Signed-off-by: Lucas Wilkinson <lwilkinson@neuralmagic.com>
2025-01-24 10:27:59 -05:00
parent 3bb8e2c9a2
commit ab5bbf5ae3
6 changed files with 42 additions and 22 deletions
--- a/tests/kernels/test_cascade_flash_attn.py
+++ b/tests/kernels/test_cascade_flash_attn.py
@@ -6,7 +6,9 @@ import torch
 from vllm.platforms import current_platform
 from vllm.v1.attention.backends.flash_attn import (cascade_attention,
                                                   merge_attn_states)
-from vllm.vllm_flash_attn import flash_attn_varlen_func
+from vllm.vllm_flash_attn import (fa_version_unsupported_reason,
+                                  flash_attn_varlen_func,
+                                  is_fa_version_supported)

 NUM_HEADS = [(4, 4), (8, 2), (16, 2)]
 HEAD_SIZES = [128, 192, 256]
@@ -91,10 +93,9 @@ def test_cascade(
    fa_version: int,
 ) -> None:
    torch.set_default_device("cuda")
-    if fa_version == 3 and (torch.cuda.get_device_capability() == (8, 6)
-                            or torch.cuda.get_device_capability() == (8, 9)):
-        pytest.skip("Flash attention version 3 fails on 8.6 and 8.9 due to "

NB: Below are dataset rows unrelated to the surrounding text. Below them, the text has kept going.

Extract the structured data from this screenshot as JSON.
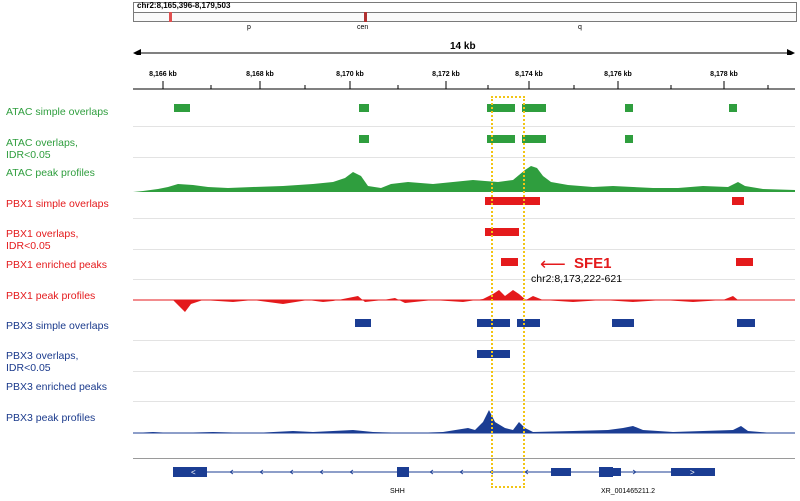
{
  "locus": "chr2:8,165,396-8,179,503",
  "ideogram": {
    "p": "p",
    "cen": "cen",
    "q": "q"
  },
  "ruler": {
    "span": "14 kb",
    "ticks": [
      "8,166 kb",
      "8,168 kb",
      "8,170 kb",
      "8,172 kb",
      "8,174 kb",
      "8,176 kb",
      "8,178 kb"
    ]
  },
  "tracks": [
    {
      "label": "ATAC simple overlaps"
    },
    {
      "label": "ATAC overlaps,\nIDR<0.05"
    },
    {
      "label": "ATAC peak profiles"
    },
    {
      "label": "PBX1 simple overlaps"
    },
    {
      "label": "PBX1 overlaps,\nIDR<0.05"
    },
    {
      "label": "PBX1 enriched peaks"
    },
    {
      "label": "PBX1 peak profiles"
    },
    {
      "label": "PBX3 simple overlaps"
    },
    {
      "label": "PBX3 overlaps,\nIDR<0.05"
    },
    {
      "label": "PBX3 enriched peaks"
    },
    {
      "label": "PBX3 peak profiles"
    }
  ],
  "annotation": {
    "name": "SFE1",
    "coords": "chr2:8,173,222-621"
  },
  "genes": [
    "SHH",
    "XR_001465211.2"
  ],
  "colors": {
    "atac": "#2f9e3e",
    "pbx1": "#e41a1c",
    "pbx3": "#1b3d93",
    "highlight": "#f2c515"
  }
}
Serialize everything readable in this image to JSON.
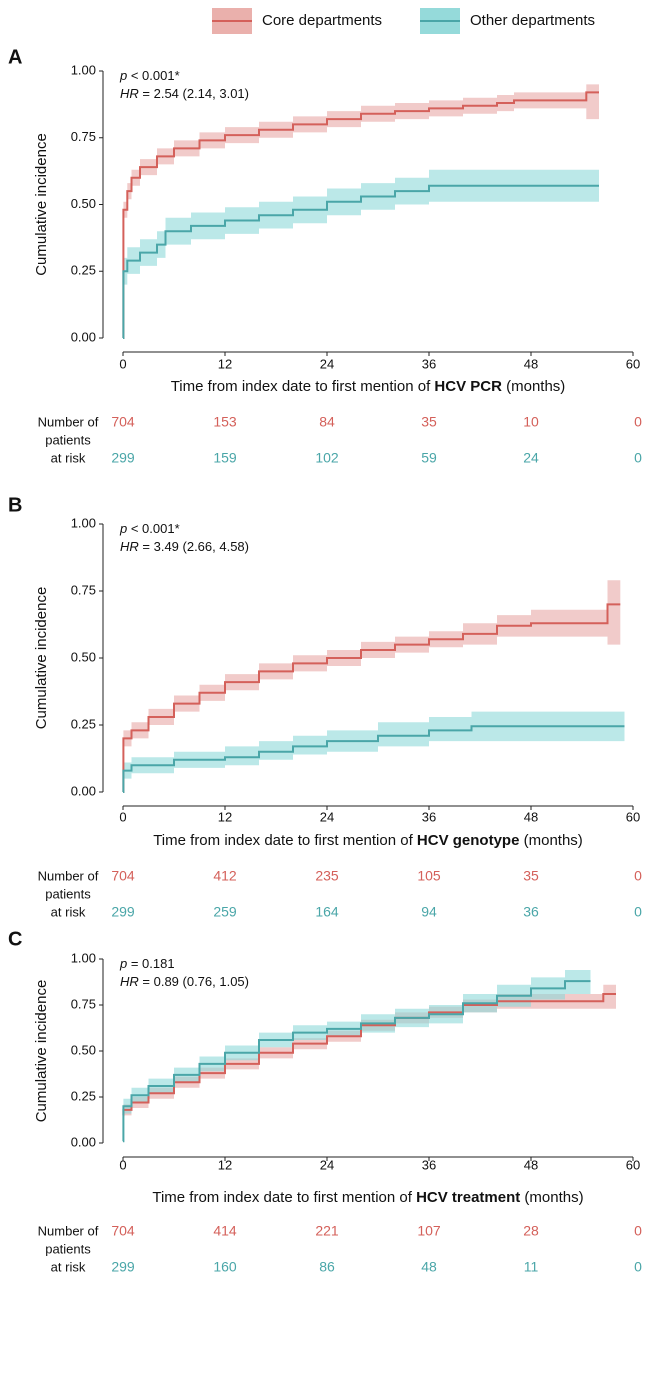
{
  "legend": [
    {
      "name": "Core departments",
      "color": "#d4605a"
    },
    {
      "name": "Other departments",
      "color": "#4aa6a8"
    }
  ],
  "chart_data": [
    {
      "type": "step",
      "panel": "A",
      "annotations": [
        [
          "p",
          " < 0.001*"
        ],
        [
          "HR",
          " = 2.54 (2.14, 3.01)"
        ]
      ],
      "ylabel": "Cumulative incidence",
      "xlabel": [
        "Time from index date to first mention of ",
        "HCV PCR",
        " (months)"
      ],
      "xlim": [
        0,
        60
      ],
      "xticks": [
        0,
        12,
        24,
        36,
        48,
        60
      ],
      "ylim": [
        0,
        1
      ],
      "yticks": [
        {
          "value": 0,
          "label": "0.00"
        },
        {
          "value": 0.25,
          "label": "0.25"
        },
        {
          "value": 0.5,
          "label": "0.50"
        },
        {
          "value": 0.75,
          "label": "0.75"
        },
        {
          "value": 1,
          "label": "1.00"
        }
      ],
      "risk_label": [
        "Number of",
        "patients",
        "at risk"
      ],
      "series": [
        {
          "color": "#d4605a",
          "band_color": "#e8a9a6",
          "x": [
            0,
            0.05,
            0.5,
            1,
            2,
            4,
            6,
            9,
            12,
            16,
            20,
            24,
            28,
            32,
            36,
            40,
            44,
            46,
            54.5,
            56
          ],
          "values": [
            0,
            0.48,
            0.55,
            0.6,
            0.64,
            0.68,
            0.71,
            0.74,
            0.76,
            0.78,
            0.8,
            0.82,
            0.84,
            0.85,
            0.86,
            0.87,
            0.88,
            0.89,
            0.92,
            0.92
          ],
          "lower": [
            0,
            0.45,
            0.52,
            0.57,
            0.61,
            0.65,
            0.68,
            0.71,
            0.73,
            0.75,
            0.77,
            0.79,
            0.81,
            0.82,
            0.83,
            0.84,
            0.85,
            0.86,
            0.82,
            0.82
          ],
          "upper": [
            0,
            0.51,
            0.58,
            0.63,
            0.67,
            0.71,
            0.74,
            0.77,
            0.79,
            0.81,
            0.83,
            0.85,
            0.87,
            0.88,
            0.89,
            0.9,
            0.91,
            0.92,
            0.95,
            0.95
          ],
          "at_risk": [
            704,
            153,
            84,
            35,
            10,
            0
          ]
        },
        {
          "color": "#4aa6a8",
          "band_color": "#8ed8d8",
          "x": [
            0,
            0.05,
            0.5,
            2,
            4,
            5,
            8,
            12,
            16,
            20,
            24,
            28,
            32,
            36,
            56
          ],
          "values": [
            0,
            0.25,
            0.29,
            0.32,
            0.35,
            0.4,
            0.42,
            0.44,
            0.46,
            0.48,
            0.51,
            0.53,
            0.55,
            0.57,
            0.57
          ],
          "lower": [
            0,
            0.2,
            0.24,
            0.27,
            0.3,
            0.35,
            0.37,
            0.39,
            0.41,
            0.43,
            0.46,
            0.48,
            0.5,
            0.51,
            0.51
          ],
          "upper": [
            0,
            0.3,
            0.34,
            0.37,
            0.4,
            0.45,
            0.47,
            0.49,
            0.51,
            0.53,
            0.56,
            0.58,
            0.6,
            0.63,
            0.63
          ],
          "at_risk": [
            299,
            159,
            102,
            59,
            24,
            0
          ]
        }
      ]
    },
    {
      "type": "step",
      "panel": "B",
      "annotations": [
        [
          "p",
          " < 0.001*"
        ],
        [
          "HR",
          " = 3.49 (2.66, 4.58)"
        ]
      ],
      "ylabel": "Cumulative incidence",
      "xlabel": [
        "Time from index date to first mention of ",
        "HCV genotype",
        " (months)"
      ],
      "xlim": [
        0,
        60
      ],
      "xticks": [
        0,
        12,
        24,
        36,
        48,
        60
      ],
      "ylim": [
        0,
        1
      ],
      "yticks": [
        {
          "value": 0,
          "label": "0.00"
        },
        {
          "value": 0.25,
          "label": "0.25"
        },
        {
          "value": 0.5,
          "label": "0.50"
        },
        {
          "value": 0.75,
          "label": "0.75"
        },
        {
          "value": 1,
          "label": "1.00"
        }
      ],
      "risk_label": [
        "Number of",
        "patients",
        "at risk"
      ],
      "series": [
        {
          "color": "#d4605a",
          "band_color": "#e8a9a6",
          "x": [
            0,
            0.05,
            1,
            3,
            6,
            9,
            12,
            16,
            20,
            24,
            28,
            32,
            36,
            40,
            44,
            48,
            57,
            58.5
          ],
          "values": [
            0,
            0.2,
            0.23,
            0.28,
            0.33,
            0.37,
            0.41,
            0.45,
            0.48,
            0.5,
            0.53,
            0.55,
            0.57,
            0.59,
            0.62,
            0.63,
            0.7,
            0.7
          ],
          "lower": [
            0,
            0.17,
            0.2,
            0.25,
            0.3,
            0.34,
            0.38,
            0.42,
            0.45,
            0.47,
            0.5,
            0.52,
            0.54,
            0.55,
            0.58,
            0.58,
            0.55,
            0.55
          ],
          "upper": [
            0,
            0.23,
            0.26,
            0.31,
            0.36,
            0.4,
            0.44,
            0.48,
            0.51,
            0.53,
            0.56,
            0.58,
            0.6,
            0.63,
            0.66,
            0.68,
            0.79,
            0.79
          ],
          "at_risk": [
            704,
            412,
            235,
            105,
            35,
            0
          ]
        },
        {
          "color": "#4aa6a8",
          "band_color": "#8ed8d8",
          "x": [
            0,
            0.05,
            1,
            6,
            12,
            16,
            20,
            24,
            30,
            36,
            41,
            59
          ],
          "values": [
            0,
            0.08,
            0.1,
            0.12,
            0.13,
            0.15,
            0.17,
            0.19,
            0.21,
            0.23,
            0.245,
            0.245
          ],
          "lower": [
            0,
            0.05,
            0.07,
            0.09,
            0.1,
            0.12,
            0.14,
            0.15,
            0.17,
            0.19,
            0.19,
            0.19
          ],
          "upper": [
            0,
            0.11,
            0.13,
            0.15,
            0.17,
            0.19,
            0.21,
            0.23,
            0.26,
            0.28,
            0.3,
            0.3
          ],
          "at_risk": [
            299,
            259,
            164,
            94,
            36,
            0
          ]
        }
      ]
    },
    {
      "type": "step",
      "panel": "C",
      "annotations": [
        [
          "p",
          " = 0.181"
        ],
        [
          "HR",
          " = 0.89 (0.76, 1.05)"
        ]
      ],
      "ylabel": "Cumulative incidence",
      "xlabel": [
        "Time from index date to first mention of ",
        "HCV treatment",
        " (months)"
      ],
      "xlim": [
        0,
        60
      ],
      "xticks": [
        0,
        12,
        24,
        36,
        48,
        60
      ],
      "ylim": [
        0,
        1
      ],
      "yticks": [
        {
          "value": 0,
          "label": "0.00"
        },
        {
          "value": 0.25,
          "label": "0.25"
        },
        {
          "value": 0.5,
          "label": "0.50"
        },
        {
          "value": 0.75,
          "label": "0.75"
        },
        {
          "value": 1,
          "label": "1.00"
        }
      ],
      "risk_label": [
        "Number of",
        "patients",
        "at risk"
      ],
      "series": [
        {
          "color": "#d4605a",
          "band_color": "#e8a9a6",
          "x": [
            0,
            0.05,
            1,
            3,
            6,
            9,
            12,
            16,
            20,
            24,
            28,
            32,
            36,
            40,
            44,
            48,
            56.5,
            58
          ],
          "values": [
            0.15,
            0.18,
            0.22,
            0.27,
            0.33,
            0.38,
            0.43,
            0.49,
            0.54,
            0.58,
            0.64,
            0.68,
            0.71,
            0.75,
            0.77,
            0.77,
            0.81,
            0.81
          ],
          "lower": [
            0.12,
            0.15,
            0.19,
            0.24,
            0.3,
            0.35,
            0.4,
            0.46,
            0.51,
            0.55,
            0.61,
            0.65,
            0.68,
            0.71,
            0.73,
            0.73,
            0.73,
            0.73
          ],
          "upper": [
            0.18,
            0.21,
            0.25,
            0.3,
            0.36,
            0.41,
            0.46,
            0.52,
            0.57,
            0.61,
            0.67,
            0.71,
            0.74,
            0.78,
            0.81,
            0.81,
            0.86,
            0.86
          ],
          "at_risk": [
            704,
            414,
            221,
            107,
            28,
            0
          ]
        },
        {
          "color": "#4aa6a8",
          "band_color": "#8ed8d8",
          "x": [
            0,
            0.05,
            1,
            3,
            6,
            9,
            12,
            16,
            20,
            24,
            28,
            32,
            36,
            40,
            44,
            48,
            52,
            55
          ],
          "values": [
            0.01,
            0.2,
            0.26,
            0.31,
            0.37,
            0.43,
            0.49,
            0.56,
            0.6,
            0.62,
            0.65,
            0.68,
            0.7,
            0.76,
            0.8,
            0.84,
            0.88,
            0.88
          ],
          "lower": [
            0.01,
            0.16,
            0.22,
            0.27,
            0.33,
            0.39,
            0.45,
            0.52,
            0.56,
            0.58,
            0.6,
            0.63,
            0.65,
            0.71,
            0.74,
            0.78,
            0.81,
            0.81
          ],
          "upper": [
            0.01,
            0.24,
            0.3,
            0.35,
            0.41,
            0.47,
            0.53,
            0.6,
            0.64,
            0.66,
            0.7,
            0.73,
            0.75,
            0.81,
            0.86,
            0.9,
            0.94,
            0.94
          ],
          "at_risk": [
            299,
            160,
            86,
            48,
            11,
            0
          ]
        }
      ]
    }
  ]
}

-                    "insufficient shared memory for some shapes")
+    if not is_fa_version_supported(fa_version):
+        pytest.skip(f"Flash attention version {fa_version} not supported due "
+                    f"to: \"{fa_version_unsupported_reason(fa_version)}\"")

    current_platform.seed_everything(0)